Entonces, cuando dejó de sacudirse, lo levantaron.

Colgaba de los tobillos sobre el tonel lleno de agua, negra ante la poca luz, donde lo sumergían, hasta el pecho, para sofocarlo hasta que perdía la consciencia.

Cuando retornó la lucidez sintió el aire frío que se colaba por la ventana, a esas horas de la madrugada, acariciándole bruscamente, como garras gélidas, el tembloroso cuerpo desnudo. No fue del todo agradable recuperar la consciencia ante las expectativas del sufrimiento. Prefería que un infarto hubiera acabado con su vida mientras estaba desmayado.

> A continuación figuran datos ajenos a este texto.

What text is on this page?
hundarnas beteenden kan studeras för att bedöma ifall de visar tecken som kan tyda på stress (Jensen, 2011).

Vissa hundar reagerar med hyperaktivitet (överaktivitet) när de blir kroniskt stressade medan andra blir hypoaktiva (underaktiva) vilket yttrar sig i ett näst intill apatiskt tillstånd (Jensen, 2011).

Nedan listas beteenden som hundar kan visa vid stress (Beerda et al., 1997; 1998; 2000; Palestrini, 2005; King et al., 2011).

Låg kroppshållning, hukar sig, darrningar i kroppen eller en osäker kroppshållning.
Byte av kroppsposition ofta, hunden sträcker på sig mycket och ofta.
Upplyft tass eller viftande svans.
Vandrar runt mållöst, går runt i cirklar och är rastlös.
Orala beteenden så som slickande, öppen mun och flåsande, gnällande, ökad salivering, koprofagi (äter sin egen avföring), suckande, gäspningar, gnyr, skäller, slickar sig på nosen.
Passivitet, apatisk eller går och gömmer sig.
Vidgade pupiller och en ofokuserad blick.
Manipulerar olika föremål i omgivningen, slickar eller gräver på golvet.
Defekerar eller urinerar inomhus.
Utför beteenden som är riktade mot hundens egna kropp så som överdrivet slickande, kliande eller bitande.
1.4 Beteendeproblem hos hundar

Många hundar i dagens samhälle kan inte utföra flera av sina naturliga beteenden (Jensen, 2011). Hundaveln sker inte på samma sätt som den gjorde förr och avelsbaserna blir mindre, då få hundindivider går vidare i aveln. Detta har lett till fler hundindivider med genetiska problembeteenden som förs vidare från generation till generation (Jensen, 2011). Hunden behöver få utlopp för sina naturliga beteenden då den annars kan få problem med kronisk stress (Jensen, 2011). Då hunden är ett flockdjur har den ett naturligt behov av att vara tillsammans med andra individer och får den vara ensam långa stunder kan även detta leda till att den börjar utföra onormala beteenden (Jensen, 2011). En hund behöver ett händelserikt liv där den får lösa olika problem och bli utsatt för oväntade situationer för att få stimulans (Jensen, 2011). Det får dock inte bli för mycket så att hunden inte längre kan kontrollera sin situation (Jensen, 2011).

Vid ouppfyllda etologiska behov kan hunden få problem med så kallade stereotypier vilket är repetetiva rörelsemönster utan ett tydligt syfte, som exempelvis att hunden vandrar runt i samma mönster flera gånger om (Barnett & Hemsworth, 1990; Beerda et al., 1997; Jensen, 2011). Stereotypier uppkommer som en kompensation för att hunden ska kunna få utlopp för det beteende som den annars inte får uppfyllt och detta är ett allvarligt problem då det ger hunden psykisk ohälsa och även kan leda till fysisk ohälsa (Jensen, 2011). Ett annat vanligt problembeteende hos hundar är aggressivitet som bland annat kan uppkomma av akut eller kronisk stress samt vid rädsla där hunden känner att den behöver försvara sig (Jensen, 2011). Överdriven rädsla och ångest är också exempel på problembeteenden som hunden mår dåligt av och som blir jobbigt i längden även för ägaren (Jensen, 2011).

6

Sin embargo, como una contradictoria paradoja, Mike sintió con satisfacción el confortable aire ingresando agradablemente en sus pulmones lastimados. Cada suculenta bocanada le devolvía literalmente una porción de vida. Casi podía sentir el sabor del aire, como nunca antes lo había sentido. Nunca antes había disfrutado de cada sorbo de aquel gas precioso como ahora. Pero el alivio duró poco, porque, tras permitirle respirar unos segundos, volvieron a sumergirlo en la negrura líquida.

No podía hacer otra cosa que apretar los ojos, encoger los brazos, que tenía esposados detrás de la espalda, frotarse las piernas y curvar los dedos de los pies mientras se asfixiaba. No había experimentado antes una desesperación semejante. Ahogarse dolía como pocas cosas en la vida. Con cada aspiración involuntaria el agua ingresaba bruscamente por sus vías respiratorias anegando sus pulmones hasta que, de nuevo, se desmayaba.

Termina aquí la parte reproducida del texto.